Project description:In 2013, Tanzania adopted the World Health Organization's Option B+ guidelines for prevention of mother-to-child transmission of HIV (PMTCT), whereby all HIV-infected pregnant women initiate lifelong antiretroviral therapy. This study examined retention in PMTCT across critical junctures in the care continuum. This was a retrospective study of patient-level data for a cohort of women enrolled in PMTCT during the first year of Option B+ in Tanzania. Retention in care was described across three periods: (1) the first month of antenatal care (ANC), (2) pregnancy, and (3) the postpartum period. Logistic regression was used to identify factors associated with loss to follow up (LTFU) during the first month of ANC. Survival analyses were used to identify factors associated with LTFU during pregnancy and the postpartum periods. 650 participants were included in the cohort; 262 (40.3%) were newly diagnosed with HIV. Two years after delivery, 383/650 (58.7%) were LTFU. Of the 383 LTFU, 73 (19.1%) were lost during the first month of ANC, 44 (11.5%) during pregnancy, and 266 (69.5%) after delivery.

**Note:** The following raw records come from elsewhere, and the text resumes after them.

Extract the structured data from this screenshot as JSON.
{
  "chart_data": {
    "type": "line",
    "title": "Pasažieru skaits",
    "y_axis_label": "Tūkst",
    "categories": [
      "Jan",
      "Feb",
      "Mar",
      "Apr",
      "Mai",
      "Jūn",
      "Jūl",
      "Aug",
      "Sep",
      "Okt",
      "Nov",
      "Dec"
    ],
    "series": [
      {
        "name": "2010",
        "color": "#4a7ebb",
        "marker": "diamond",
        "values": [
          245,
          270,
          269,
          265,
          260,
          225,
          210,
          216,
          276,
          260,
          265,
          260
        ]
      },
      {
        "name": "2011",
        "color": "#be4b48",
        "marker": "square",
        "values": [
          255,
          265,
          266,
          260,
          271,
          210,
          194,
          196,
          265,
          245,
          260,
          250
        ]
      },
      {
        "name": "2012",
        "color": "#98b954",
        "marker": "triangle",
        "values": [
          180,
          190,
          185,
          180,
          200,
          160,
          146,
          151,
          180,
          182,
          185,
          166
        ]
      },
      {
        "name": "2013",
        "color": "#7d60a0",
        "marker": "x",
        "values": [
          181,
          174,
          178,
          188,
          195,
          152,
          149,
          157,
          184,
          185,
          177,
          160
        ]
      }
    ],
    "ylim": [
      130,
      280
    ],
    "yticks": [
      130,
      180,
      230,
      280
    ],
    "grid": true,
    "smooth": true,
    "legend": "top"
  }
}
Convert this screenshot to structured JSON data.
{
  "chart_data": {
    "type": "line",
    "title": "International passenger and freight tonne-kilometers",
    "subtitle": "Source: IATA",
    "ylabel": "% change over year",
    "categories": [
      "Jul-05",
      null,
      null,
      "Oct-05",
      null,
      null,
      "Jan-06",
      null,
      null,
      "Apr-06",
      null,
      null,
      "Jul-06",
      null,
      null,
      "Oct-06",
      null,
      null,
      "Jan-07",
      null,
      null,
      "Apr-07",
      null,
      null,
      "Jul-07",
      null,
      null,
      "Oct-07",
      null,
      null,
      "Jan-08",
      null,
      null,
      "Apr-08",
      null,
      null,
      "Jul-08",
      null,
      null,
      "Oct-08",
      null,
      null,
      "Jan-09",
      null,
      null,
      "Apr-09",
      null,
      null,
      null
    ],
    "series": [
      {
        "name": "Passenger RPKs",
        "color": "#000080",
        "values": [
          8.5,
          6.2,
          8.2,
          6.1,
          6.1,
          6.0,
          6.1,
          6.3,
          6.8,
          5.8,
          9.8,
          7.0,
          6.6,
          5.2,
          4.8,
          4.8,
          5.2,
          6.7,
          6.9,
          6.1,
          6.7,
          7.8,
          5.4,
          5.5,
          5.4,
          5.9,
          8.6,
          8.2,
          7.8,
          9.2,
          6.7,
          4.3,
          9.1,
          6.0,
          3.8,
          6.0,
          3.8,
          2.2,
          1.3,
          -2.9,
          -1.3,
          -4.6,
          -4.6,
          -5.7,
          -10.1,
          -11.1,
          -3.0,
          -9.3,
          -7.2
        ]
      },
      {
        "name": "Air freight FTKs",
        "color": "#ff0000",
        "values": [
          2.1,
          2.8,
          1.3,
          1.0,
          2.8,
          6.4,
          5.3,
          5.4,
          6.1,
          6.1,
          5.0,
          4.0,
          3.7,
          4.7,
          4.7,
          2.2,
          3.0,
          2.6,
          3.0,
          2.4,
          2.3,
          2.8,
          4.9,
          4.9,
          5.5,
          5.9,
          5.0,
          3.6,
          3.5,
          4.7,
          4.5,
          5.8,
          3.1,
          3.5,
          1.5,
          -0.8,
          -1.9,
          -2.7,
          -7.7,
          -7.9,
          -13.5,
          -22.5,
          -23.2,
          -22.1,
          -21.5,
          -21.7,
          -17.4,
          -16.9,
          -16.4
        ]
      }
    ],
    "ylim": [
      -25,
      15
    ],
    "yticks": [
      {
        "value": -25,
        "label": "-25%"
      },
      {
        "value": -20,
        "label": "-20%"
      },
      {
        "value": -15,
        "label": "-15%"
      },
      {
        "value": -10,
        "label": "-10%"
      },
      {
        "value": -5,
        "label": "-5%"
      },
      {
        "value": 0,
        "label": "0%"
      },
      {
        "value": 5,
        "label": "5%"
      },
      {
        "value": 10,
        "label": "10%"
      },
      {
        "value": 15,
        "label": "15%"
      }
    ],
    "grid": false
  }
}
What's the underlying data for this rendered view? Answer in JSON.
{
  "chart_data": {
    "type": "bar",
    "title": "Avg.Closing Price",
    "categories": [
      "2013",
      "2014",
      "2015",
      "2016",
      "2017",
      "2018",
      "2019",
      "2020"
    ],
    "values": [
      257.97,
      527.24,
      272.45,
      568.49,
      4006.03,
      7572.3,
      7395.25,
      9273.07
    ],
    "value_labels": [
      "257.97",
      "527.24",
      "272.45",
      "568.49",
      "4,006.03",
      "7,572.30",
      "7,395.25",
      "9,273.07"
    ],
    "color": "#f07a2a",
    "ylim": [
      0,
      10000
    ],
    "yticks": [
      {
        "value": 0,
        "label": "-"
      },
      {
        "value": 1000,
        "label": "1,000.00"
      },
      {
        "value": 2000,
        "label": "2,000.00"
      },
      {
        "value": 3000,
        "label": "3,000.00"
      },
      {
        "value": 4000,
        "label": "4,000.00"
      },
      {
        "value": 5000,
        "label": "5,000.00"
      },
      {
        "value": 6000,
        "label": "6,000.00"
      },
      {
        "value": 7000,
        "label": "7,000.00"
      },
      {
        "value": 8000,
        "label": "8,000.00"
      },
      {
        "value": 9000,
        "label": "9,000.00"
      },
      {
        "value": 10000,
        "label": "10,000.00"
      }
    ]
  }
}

Being newly diagnosed with HIV predicted higher LTFU during the first month of ANC (aOR 1.76; 95% CI 1.06-2.94) and faster time to LTFU during the postpartum period (adjusted relative time, 0.68; 95% CI 0.51-0.89). High LTFU occurred across the PMTCT continuum, including immediately after enrollment into ANC and the postpartum period. Ongoing research is needed to encourage treatment uptake and sustained engagement after delivery.